Why is my Office 365 bill so complicated?!

We get this question almost every month, so here is the answer!

We’re a Microsoft Silver Partner, so we work closely with Microsoft to ensure that we bill you exactly for the correct quantities of Office 365 licences you are using, consequently we follow Microsoft’s logic when it comes to billing our customers for Office 365 services.

The plus side of this billing system is that you only pay for what you use, to the nearest day.  So if you ask us to activate an Office 365 Business Premium licence for a new member of staff, and they leave after a week, as long as you told us to cancel their licence, you will only pay for the few days when the service was in use.

On the down-side, it makes understanding your monthly charges a bit more complex that it needs to be…

For example, in the illustration below, Joe Bloggs Ltd has the following Office 365 Services in use at the end of the month:

  • 21 Licences for “Office 365 Business Essentials” at £5.30 each.

However, on their monthly invoice, this is represented as 3 invoice lines…

The reason is simple, Microsoft bill us (and we bill you) in advance for your Office 365 services.  As such if you add or remove a licence, an adjustment needs to be made to make sure you are charged for what you actually used, rather than what Microsoft thought you would use.  This is done by way of two additional invoice lines:

  1. A credit line for what you were charged before (pro-rated based on the date of the change).
  2. A new invoice line with the revised quantity (pro-rated based on the date of the change).

Take a look at this example.  Here, our client increased their usage of Office 365 Business Essentials from 20 to 21 licences on the 3rd June.

Invoice for July 2019


So, in June, it was nice and simple.

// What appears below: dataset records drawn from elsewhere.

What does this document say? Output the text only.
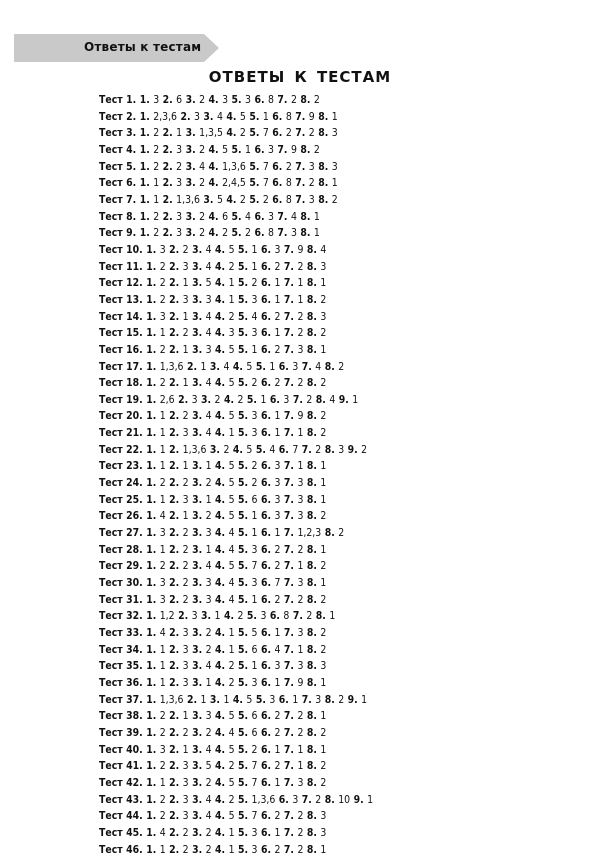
Ответы к тестам
ОТВЕТЫ К ТЕСТАМ
Тест 1. 1. 3 2. 6 3. 2 4. 3 5. 3 6. 8 7. 2 8. 2
Тест 2. 1. 2,3,6 2. 3 3. 4 4. 5 5. 1 6. 8 7. 9 8. 1
Тест 3. 1. 2 2. 1 3. 1,3,5 4. 2 5. 7 6. 2 7. 2 8. 3
Тест 4. 1. 2 2. 3 3. 2 4. 5 5. 1 6. 3 7. 9 8. 2
Тест 5. 1. 2 2. 2 3. 4 4. 1,3,6 5. 7 6. 2 7. 3 8. 3
Тест 6. 1. 1 2. 3 3. 2 4. 2,4,5 5. 7 6. 8 7. 2 8. 1
Тест 7. 1. 1 2. 1,3,6 3. 5 4. 2 5. 2 6. 8 7. 3 8. 2
Тест 8. 1. 2 2. 3 3. 2 4. 6 5. 4 6. 3 7. 4 8. 1
Тест 9. 1. 2 2. 3 3. 2 4. 2 5. 2 6. 8 7. 3 8. 1
Тест 10. 1. 3 2. 2 3. 4 4. 5 5. 1 6. 3 7. 9 8. 4
Тест 11. 1. 2 2. 3 3. 4 4. 2 5. 1 6. 2 7. 2 8. 3
Тест 12. 1. 2 2. 1 3. 5 4. 1 5. 2 6. 1 7. 1 8. 1
Тест 13. 1. 2 2. 3 3. 3 4. 1 5. 3 6. 1 7. 1 8. 2
Тест 14. 1. 3 2. 1 3. 4 4. 2 5. 4 6. 2 7. 2 8. 3
Тест 15. 1. 1 2. 2 3. 4 4. 3 5. 3 6. 1 7. 2 8. 2
Тест 16. 1. 2 2. 1 3. 3 4. 5 5. 1 6. 2 7. 3 8. 1
Тест 17. 1. 1,3,6 2. 1 3. 4 4. 5 5. 1 6. 3 7. 4 8. 2
Тест 18. 1. 2 2. 1 3. 4 4. 5 5. 2 6. 2 7. 2 8. 2
Тест 19. 1. 2,6 2. 3 3. 2 4. 2 5. 1 6. 3 7. 2 8. 4 9. 1
Тест 20. 1. 1 2. 2 3. 4 4. 5 5. 3 6. 1 7. 9 8. 2
Тест 21. 1. 1 2. 3 3. 4 4. 1 5. 3 6. 1 7. 1 8. 2
Тест 22. 1. 1 2. 1,3,6 3. 2 4. 5 5. 4 6. 7 7. 2 8. 3 9. 2
Тест 23. 1. 1 2. 1 3. 1 4. 5 5. 2 6. 3 7. 1 8. 1
Тест 24. 1. 2 2. 2 3. 2 4. 5 5. 2 6. 3 7. 3 8. 1
Тест 25. 1. 1 2. 3 3. 1 4. 5 5. 6 6. 3 7. 3 8. 1
Тест 26. 1. 4 2. 1 3. 2 4. 5 5. 1 6. 3 7. 3 8. 2
Тест 27. 1. 3 2. 2 3. 3 4. 4 5. 1 6. 1 7. 1,2,3 8. 2
Тест 28. 1. 1 2. 2 3. 1 4. 4 5. 3 6. 2 7. 2 8. 1
Тест 29. 1. 2 2. 2 3. 4 4. 5 5. 7 6. 2 7. 1 8. 2
Тест 30. 1. 3 2. 2 3. 3 4. 4 5. 3 6. 7 7. 3 8. 1
Тест 31. 1. 3 2. 2 3. 3 4. 4 5. 1 6. 2 7. 2 8. 2
Тест 32. 1. 1,2 2. 3 3. 1 4. 2 5. 3 6. 8 7. 2 8. 1
Тест 33. 1. 4 2. 3 3. 2 4. 1 5. 5 6. 1 7. 3 8. 2
Тест 34. 1. 1 2. 3 3. 2 4. 1 5. 6 6. 4 7. 1 8. 2
Тест 35. 1. 1 2. 3 3. 4 4. 2 5. 1 6. 3 7. 3 8. 3
Тест 36. 1. 1 2. 3 3. 1 4. 2 5. 3 6. 1 7. 9 8. 1
Тест 37. 1. 1,3,6 2. 1 3. 1 4. 5 5. 3 6. 1 7. 3 8. 2 9. 1
Тест 38. 1. 2 2. 1 3. 3 4. 5 5. 6 6. 2 7. 2 8. 1
Тест 39. 1. 2 2. 2 3. 2 4. 4 5. 6 6. 2 7. 2 8. 2
Тест 40. 1. 3 2. 1 3. 4 4. 5 5. 2 6. 1 7. 1 8. 1
Тест 41. 1. 2 2. 3 3. 5 4. 2 5. 7 6. 2 7. 1 8. 2
Тест 42. 1. 1 2. 3 3. 2 4. 5 5. 7 6. 1 7. 3 8. 2
Тест 43. 1. 2 2. 3 3. 4 4. 2 5. 1,3,6 6. 3 7. 2 8. 10 9. 1
Тест 44. 1. 2 2. 3 3. 4 4. 5 5. 7 6. 2 7. 2 8. 3
Тест 45. 1. 4 2. 2 3. 2 4. 1 5. 3 6. 1 7. 2 8. 3
Тест 46. 1. 1 2. 2 3. 2 4. 1 5. 3 6. 2 7. 2 8. 1
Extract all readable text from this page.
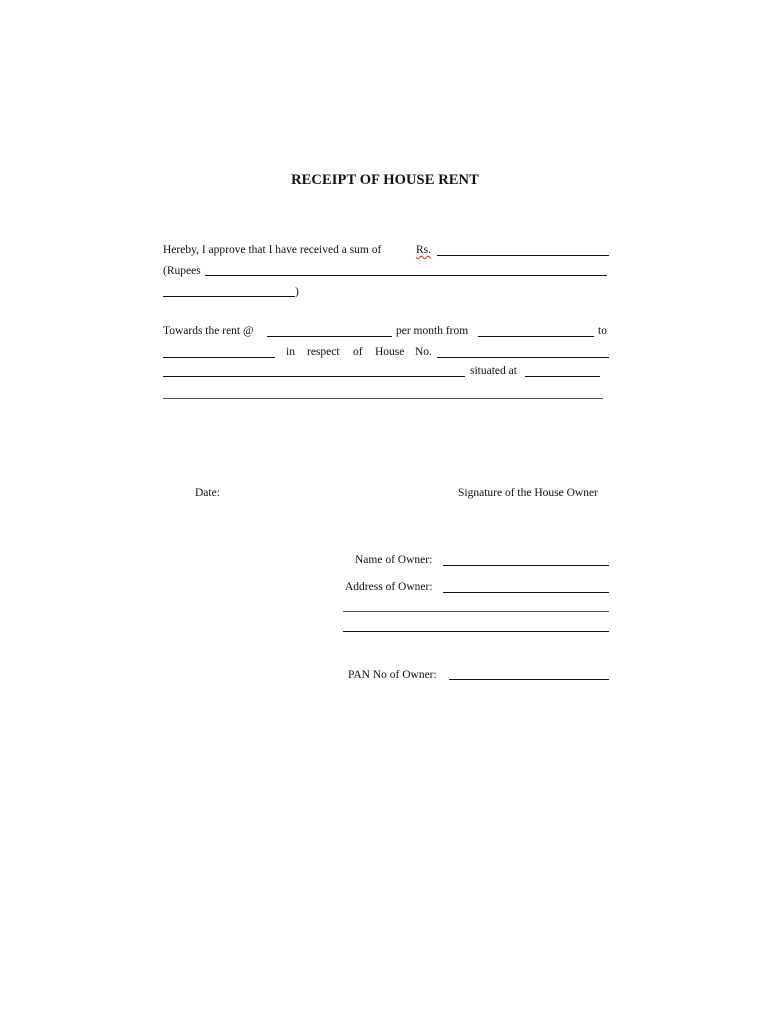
RECEIPT OF HOUSE RENT
Hereby, I approve that I have received a sum of	Rs.
(Rupees
)
Towards the rent @	per month from	to
in respect of House No.
situated at
Date:	Signature of the House Owner
Name of Owner:
Address of Owner:
PAN No of Owner:
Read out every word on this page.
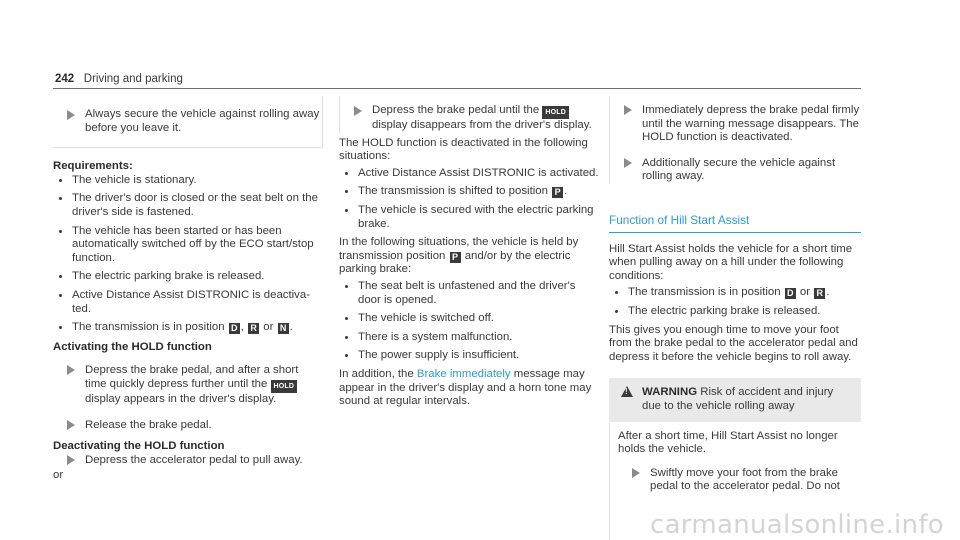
242 Driving and parking
Always secure the vehicle against rolling away before you leave it.

Requirements:

The vehicle is stationary.
The driver's door is closed or the seat belt on the driver's side is fastened.
The vehicle has been started or has been automatically switched off by the ECO start/stop function.
The electric parking brake is released.
Active Distance Assist DISTRONIC is deactivated.
The transmission is in position D , R or N .

Activating the HOLD function

Depress the brake pedal, and after a short time quickly depress further until the HOLD display appears in the driver's display.
Release the brake pedal.

Deactivating the HOLD function

Depress the accelerator pedal to pull away.

or

Depress the brake pedal until the HOLD display disappears from the driver's display.

The HOLD function is deactivated in the following situations:

Active Distance Assist DISTRONIC is activated.
The transmission is shifted to position P .
The vehicle is secured with the electric parking brake.

In the following situations, the vehicle is held by transmission position P and/or by the electric parking brake:

The seat belt is unfastened and the driver's door is opened.
The vehicle is switched off.
There is a system malfunction.
The power supply is insufficient.

In addition, the Brake immediately message may appear in the driver's display and a horn tone may sound at regular intervals.

Immediately depress the brake pedal firmly until the warning message disappears. The HOLD function is deactivated.
Additionally secure the vehicle against rolling away.

Function of Hill Start Assist

Hill Start Assist holds the vehicle for a short time when pulling away on a hill under the following conditions:

The transmission is in position D or R .
The electric parking brake is released.

This gives you enough time to move your foot from the brake pedal to the accelerator pedal and depress it before the vehicle begins to roll away.

!
WARNING Risk of accident and injury due to the vehicle rolling away

After a short time, Hill Start Assist no longer holds the vehicle.

Swiftly move your foot from the brake pedal to the accelerator pedal. Do not
carmanualsonline.info
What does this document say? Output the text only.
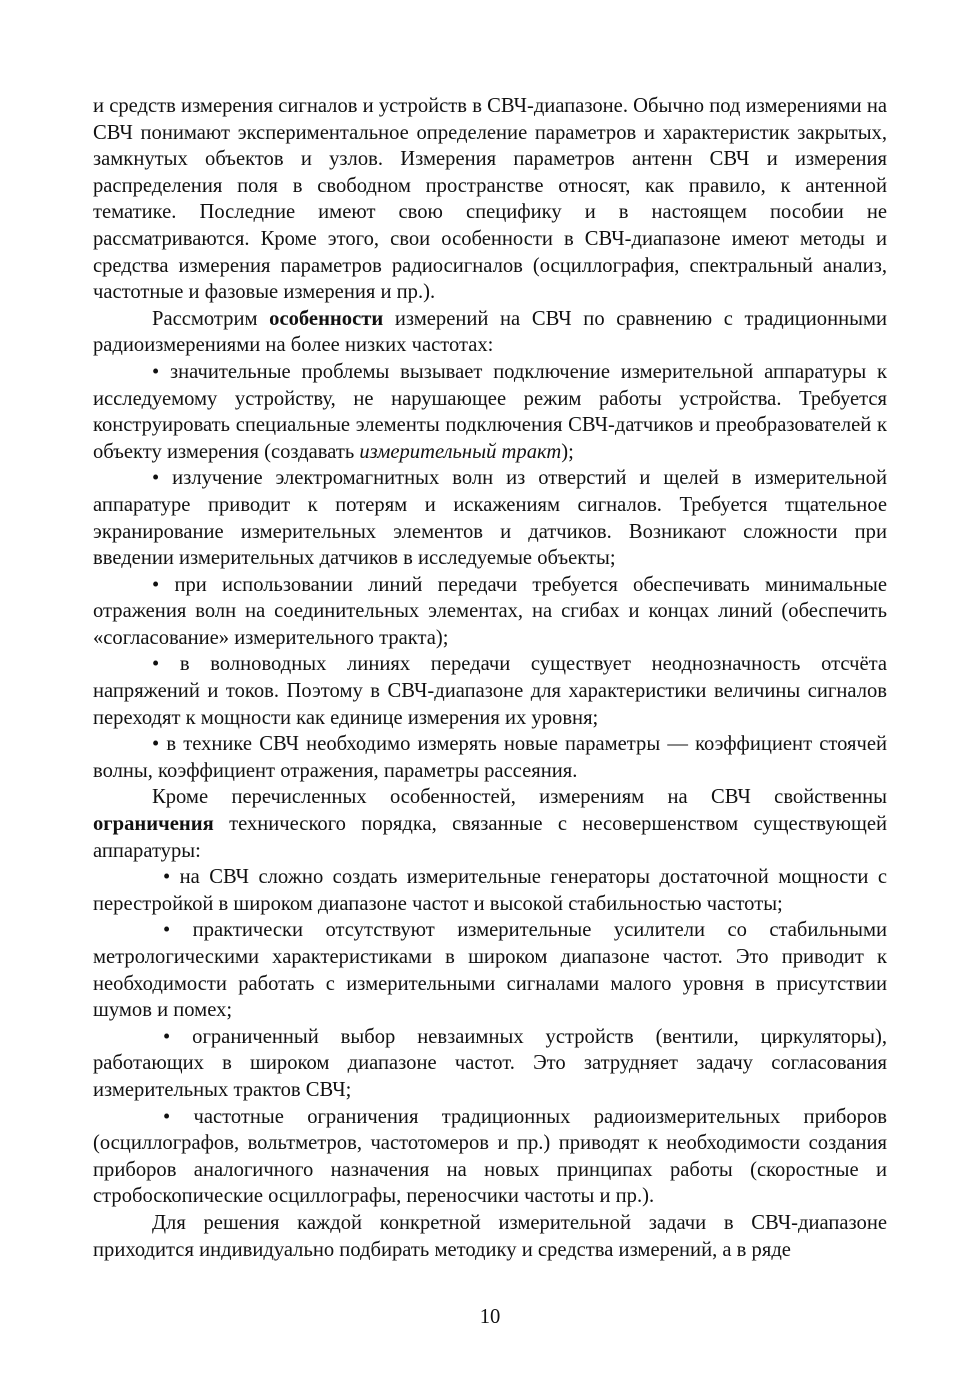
и средств измерения сигналов и устройств в СВЧ-диапазоне. Обычно под измерениями на СВЧ понимают экспериментальное определение параметров и характеристик закрытых, замкнутых объектов и узлов. Измерения параметров антенн СВЧ и измерения распределения поля в свободном пространстве относят, как правило, к антенной тематике. Последние имеют свою специфику и в настоящем пособии не рассматриваются. Кроме этого, свои особенности в СВЧ-диапазоне имеют методы и средства измерения параметров радиосигналов (осциллография, спектральный анализ, частотные и фазовые измерения и пр.).

Рассмотрим особенности измерений на СВЧ по сравнению с традиционными радиоизмерениями на более низких частотах:

• значительные проблемы вызывает подключение измерительной аппаратуры к исследуемому устройству, не нарушающее режим работы устройства. Требуется конструировать специальные элементы подключения СВЧ-датчиков и преобразователей к объекту измерения (создавать измерительный тракт);

• излучение электромагнитных волн из отверстий и щелей в измерительной аппаратуре приводит к потерям и искажениям сигналов. Требуется тщательное экранирование измерительных элементов и датчиков. Возникают сложности при введении измерительных датчиков в исследуемые объекты;

• при использовании линий передачи требуется обеспечивать минимальные отражения волн на соединительных элементах, на сгибах и концах линий (обеспечить «согласование» измерительного тракта);

• в волноводных линиях передачи существует неоднозначность отсчёта напряжений и токов. Поэтому в СВЧ-диапазоне для характеристики величины сигналов переходят к мощности как единице измерения их уровня;

• в технике СВЧ необходимо измерять новые параметры — коэффициент стоячей волны, коэффициент отражения, параметры рассеяния.

Кроме перечисленных особенностей, измерениям на СВЧ свойственны ограничения технического порядка, связанные с несовершенством существующей аппаратуры:

• на СВЧ сложно создать измерительные генераторы достаточной мощности с перестройкой в широком диапазоне частот и высокой стабильностью частоты;

• практически отсутствуют измерительные усилители со стабильными метрологическими характеристиками в широком диапазоне частот. Это приводит к необходимости работать с измерительными сигналами малого уровня в присутствии шумов и помех;

• ограниченный выбор невзаимных устройств (вентили, циркуляторы), работающих в широком диапазоне частот. Это затрудняет задачу согласования измерительных трактов СВЧ;

• частотные ограничения традиционных радиоизмерительных приборов (осциллографов, вольтметров, частотомеров и пр.) приводят к необходимости создания приборов аналогичного назначения на новых принципах работы (скоростные и стробоскопические осциллографы, переносчики частоты и пр.).

Для решения каждой конкретной измерительной задачи в СВЧ-диапазоне приходится индивидуально подбирать методику и средства измерений, а в ряде

10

We invoiced the client for 20 licences, happy days.

However in our July invoice, we have to acknowledge that the client added an extra licence in the previous month.  Rather than add a single invoice line to do this, Microsoft insist on two invoices lines, a credit and a revised charge.

So looking at the July invoice, Item (1) is our charge in advance for the full month of July.  Simple.

With item (2), we re-invoice the partial month with the new quantity of 21 users.

With item (3), we credit the client for the 20 licences that were in use from the 3rd June, when they added a new licence.

So the net effect of items 2 and 3 is a charge of £4.93, which represents the extra cost for the month of June, for the additional licence that was in use from the 3rd.

And so it continues from month to month, with a series of advance charges, credits and revised charges.  It gets messier if you have different licences in use.  So if you have have a mixture of “Office 365 Business Premium” and “Office 365 Business Essentials” licences, plus add-on products like Office 365 backup services, you could end up with 9 or more lines on an invoice for 3 services!

It’s complicated at first glance, but it makes good accounting sense once you understand it.